When you pass through Mysore en route to Kabini or Coorg, have lunch at the opulent Lalitha Mahal Palace hotel, just below Chamundi Hill (821-247-0470; entrées, $5–$11).
Decleor does one of the best facials in town (32 Cuningham Rd.; 80-2235-5881; facials from $25). Rejuve, at the Grand Ashok, has a color therapist who aims to balance your energy using colors, prisms, and gemstones (80-3052-7777; color therapy from $120). Soukya, an hour from Bangalore, has half- and full-day packages that include a hot-stone massage and lunch (Soukya Rd., Whitfield; 80-253-18405; soukya.com; half-day, $40). The Spa at the Leela Palace is a great place to get your eyebrows “threaded” into shape—the preferred method among Indian women (80-2521-1234; eyebrows threaded, $4). Dr. Bhanu Moorthy, of Prithvi Natural Healing & Yoga, will provide private yoga instruction in your hotel room (80-4116-1666; $50 per hour).
Government-owned Cauvery Arts & Crafts is a one-stop shop for souvenirs from sandalwood idols to incense to handicrafts (45 MG Rd.). Nearby, PN Rao Tailors has been in business for generations and can deliver a bespoke suit in 24 to 48 hours (69 MG Rd.). The Vintage Shop has lovely curios and will ship purchases abroad (15 Rustum Bagh Main Rd.). Crossword (Bannerghatta Rd.) and Gangarams (72 MG Rd.) are good bookstores in the center of town.

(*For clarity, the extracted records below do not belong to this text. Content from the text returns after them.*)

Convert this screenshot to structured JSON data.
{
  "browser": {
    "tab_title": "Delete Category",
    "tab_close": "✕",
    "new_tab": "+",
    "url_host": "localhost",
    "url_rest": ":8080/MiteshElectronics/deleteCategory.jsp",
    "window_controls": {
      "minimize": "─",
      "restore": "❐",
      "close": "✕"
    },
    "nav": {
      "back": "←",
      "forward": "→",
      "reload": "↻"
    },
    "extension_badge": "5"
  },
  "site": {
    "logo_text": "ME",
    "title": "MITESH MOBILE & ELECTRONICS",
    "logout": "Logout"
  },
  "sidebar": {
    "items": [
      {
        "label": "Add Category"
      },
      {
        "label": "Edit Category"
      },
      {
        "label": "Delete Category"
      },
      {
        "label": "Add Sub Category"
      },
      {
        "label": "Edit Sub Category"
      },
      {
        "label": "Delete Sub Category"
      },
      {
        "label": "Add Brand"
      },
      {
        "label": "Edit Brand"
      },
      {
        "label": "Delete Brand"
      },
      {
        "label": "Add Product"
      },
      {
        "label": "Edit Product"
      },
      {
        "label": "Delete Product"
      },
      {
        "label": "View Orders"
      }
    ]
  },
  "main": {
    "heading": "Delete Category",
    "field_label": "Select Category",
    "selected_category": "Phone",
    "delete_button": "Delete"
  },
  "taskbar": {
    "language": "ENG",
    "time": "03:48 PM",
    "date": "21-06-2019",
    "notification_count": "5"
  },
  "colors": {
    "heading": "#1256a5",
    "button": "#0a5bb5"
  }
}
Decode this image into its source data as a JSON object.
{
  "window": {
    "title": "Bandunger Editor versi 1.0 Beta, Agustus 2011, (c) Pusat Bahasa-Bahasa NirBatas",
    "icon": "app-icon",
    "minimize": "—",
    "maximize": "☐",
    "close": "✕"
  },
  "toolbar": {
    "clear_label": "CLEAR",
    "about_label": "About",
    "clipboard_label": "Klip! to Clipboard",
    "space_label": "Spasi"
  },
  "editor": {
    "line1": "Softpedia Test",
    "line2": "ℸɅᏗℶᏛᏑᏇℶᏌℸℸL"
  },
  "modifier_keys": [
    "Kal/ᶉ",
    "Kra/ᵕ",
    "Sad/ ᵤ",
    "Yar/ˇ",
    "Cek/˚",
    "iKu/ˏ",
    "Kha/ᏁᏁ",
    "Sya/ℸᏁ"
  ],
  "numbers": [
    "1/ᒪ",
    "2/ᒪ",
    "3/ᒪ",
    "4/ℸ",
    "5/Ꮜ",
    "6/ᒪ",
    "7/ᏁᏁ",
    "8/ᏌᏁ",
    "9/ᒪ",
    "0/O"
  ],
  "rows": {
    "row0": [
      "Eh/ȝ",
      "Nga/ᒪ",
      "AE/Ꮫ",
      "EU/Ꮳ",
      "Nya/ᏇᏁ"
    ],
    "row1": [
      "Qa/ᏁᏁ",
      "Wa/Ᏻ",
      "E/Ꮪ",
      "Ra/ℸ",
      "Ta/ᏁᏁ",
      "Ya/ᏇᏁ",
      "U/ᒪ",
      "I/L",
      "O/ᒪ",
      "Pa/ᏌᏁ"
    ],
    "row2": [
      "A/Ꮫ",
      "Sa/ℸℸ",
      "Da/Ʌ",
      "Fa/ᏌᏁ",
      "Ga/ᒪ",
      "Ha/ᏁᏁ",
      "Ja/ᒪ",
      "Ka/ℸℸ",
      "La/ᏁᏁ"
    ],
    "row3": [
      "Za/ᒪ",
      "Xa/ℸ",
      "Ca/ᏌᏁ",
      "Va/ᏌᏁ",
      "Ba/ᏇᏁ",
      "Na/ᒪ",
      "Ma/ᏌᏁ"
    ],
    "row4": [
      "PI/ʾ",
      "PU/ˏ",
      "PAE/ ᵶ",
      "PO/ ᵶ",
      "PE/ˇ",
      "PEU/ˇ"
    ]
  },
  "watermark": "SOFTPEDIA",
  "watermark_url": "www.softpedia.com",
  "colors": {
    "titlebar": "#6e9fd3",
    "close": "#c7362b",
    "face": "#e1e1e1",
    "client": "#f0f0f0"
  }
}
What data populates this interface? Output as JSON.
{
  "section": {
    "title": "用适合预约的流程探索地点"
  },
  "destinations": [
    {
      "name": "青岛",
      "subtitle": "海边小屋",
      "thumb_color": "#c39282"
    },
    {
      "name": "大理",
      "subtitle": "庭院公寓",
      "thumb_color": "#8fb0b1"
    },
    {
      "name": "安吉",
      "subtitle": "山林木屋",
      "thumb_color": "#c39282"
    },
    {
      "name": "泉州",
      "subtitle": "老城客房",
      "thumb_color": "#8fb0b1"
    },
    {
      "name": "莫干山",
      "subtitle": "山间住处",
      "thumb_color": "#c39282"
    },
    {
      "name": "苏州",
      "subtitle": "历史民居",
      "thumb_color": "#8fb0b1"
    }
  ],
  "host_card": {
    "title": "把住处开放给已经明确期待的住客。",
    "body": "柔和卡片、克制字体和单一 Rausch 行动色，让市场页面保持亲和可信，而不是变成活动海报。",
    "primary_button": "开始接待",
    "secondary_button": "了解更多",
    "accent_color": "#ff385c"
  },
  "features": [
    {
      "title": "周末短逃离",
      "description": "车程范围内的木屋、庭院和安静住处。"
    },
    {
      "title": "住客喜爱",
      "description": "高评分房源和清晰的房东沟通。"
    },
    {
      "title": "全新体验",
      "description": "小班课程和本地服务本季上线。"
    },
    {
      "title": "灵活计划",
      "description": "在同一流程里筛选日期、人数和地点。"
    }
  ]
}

For an up-to-date listing of events and shops, pick up a free Explocity guide in your hotel (explocity.com). Bangalore & Karnataka (Stark World, $16) and the Food Lover’s Guide to Bangalore (Taste & Travel, $2) are also good and are available at any city bookstore. Weekend Breaks from Bangalore has a list of home stays (Outlook Traveller, $5).